Thursday, September 17, 2009
childhood
The earth cradles the white flakes producing a dappled landscape until the browns of winter are asphyxiated, leaving behind a stifling blanket of white. The hold of darkness is released and the earth glows, producing an ethereal beauty that can be felt in the silence of the soul. Artists and poets attempt to capture the somber beauty but their efforts fall short and result in a copy of very poor relief.
With the ascending sun and the broadcast of school closings, the silence is broken. A collective shout for joy goes up among the children of the community as they anticipate a day full of adventure: battles with icy bombs whizzing through the air leaving crimson welts on the sides of the enemy’s face; bodies are launched onto the ground the prostrate forms with arms and legs flailing leaving the imprint of heavenly beings in their wake; or constructing snow sculptures on the pristine white overlay in front yards or a nearby park. Drowsy toddlers leap out of bed and stumble to the window, as alert and excited by the snow as they would be of a sighting of Father Christmas. An armistice is called between rival siblings and feelings of good will and charity abound.
Breakfast is waved off. Mothers gape in amazement as children, who are otherwise helpless in the day-to-day affair of getting off to school, magically seem capable of matching socks, finding lost snow boots and donning tight gloves with minimal supervision. They bundle up snuggly without fuss, pulling caps down over ears so they aren’t called back with the shrill threat that “it’s ten degrees colder out there than the weatherman said it was because of that icy wind. You’ll catch your death!”
Swaddled dwarves barrel out front doors, thrashing at the snow so that it eddies around them, a wintry Sufi mantra. Up and down the street, children wave, laughter couples with shouting to break the morning solitude like a frozen stalactite as it cracks, falls and shatters across the ground. Snowballs fill the air as comets did Halley’s imagination.
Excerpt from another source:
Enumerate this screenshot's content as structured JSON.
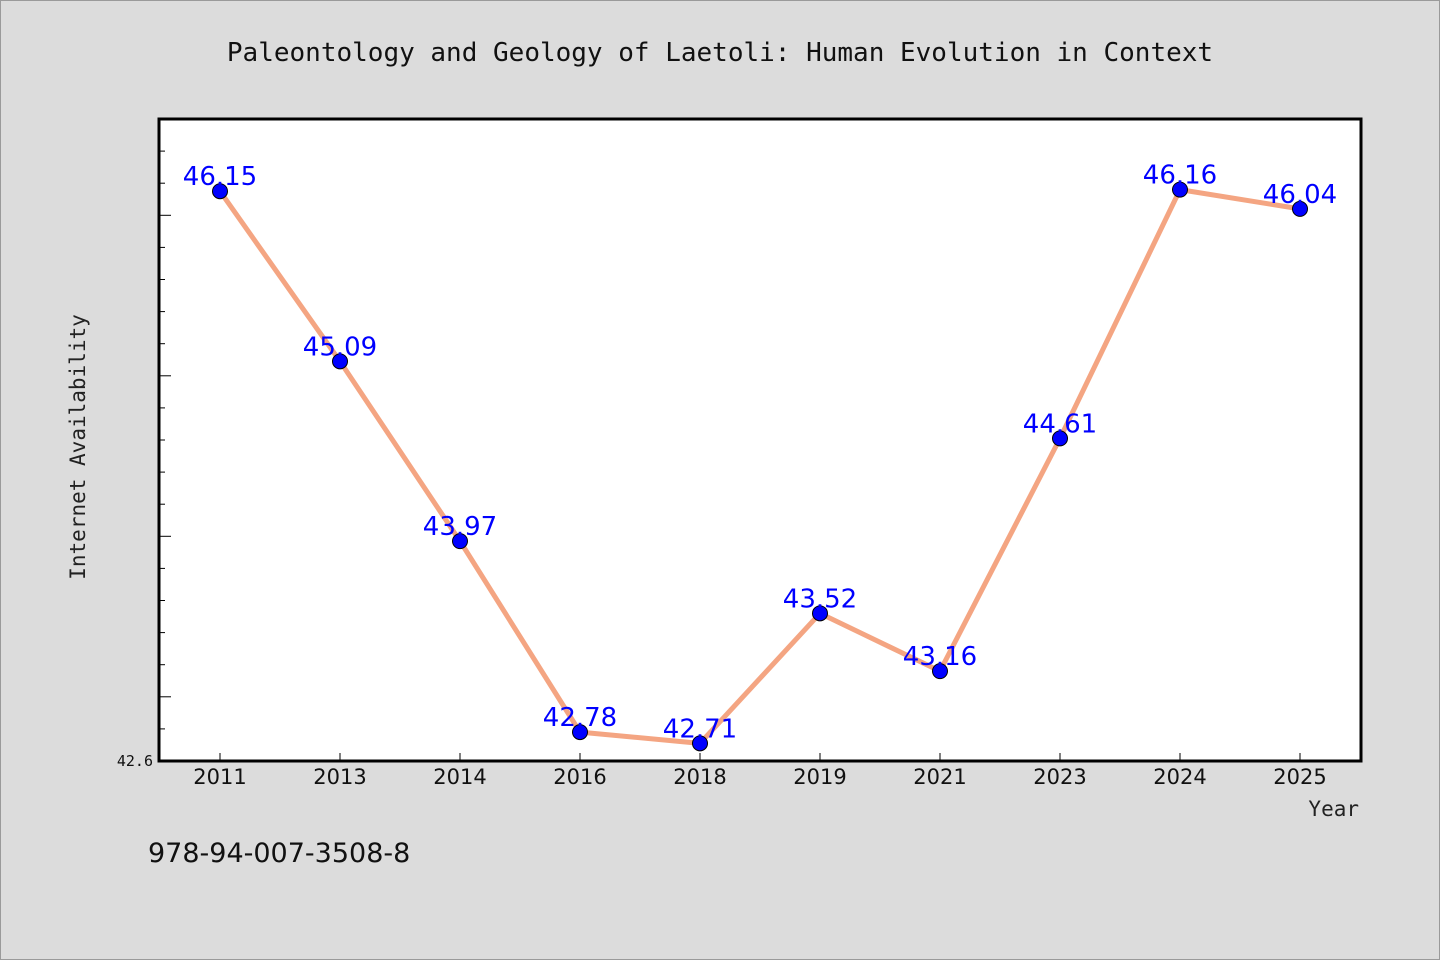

The first snow always seemed a magical thing to me. I would step out the front door of our little house and stare at the brilliant landscape suddenly void of hue, the frosty air freezing the moisture in my nose and replacing warm respiration with an arctic chill. I shivered in spite of the warmth of my jacket and stood motionless; astonished by the frozen landscape that accepted winter’s whitewash as though it belonged and always would. I was breathless, stunned by the solemn beauty, surprised by the heretofore unknown charm of the neighborhood. The roofs of houses, brown dormant grasses, leafless branches and pock-marked streets were camouflaged. The house across the way (which in the snowless months of the year was similar to Pippi Longstocking’s villa) in the winter, resembled something straight out of Lucy Maude Montgomery.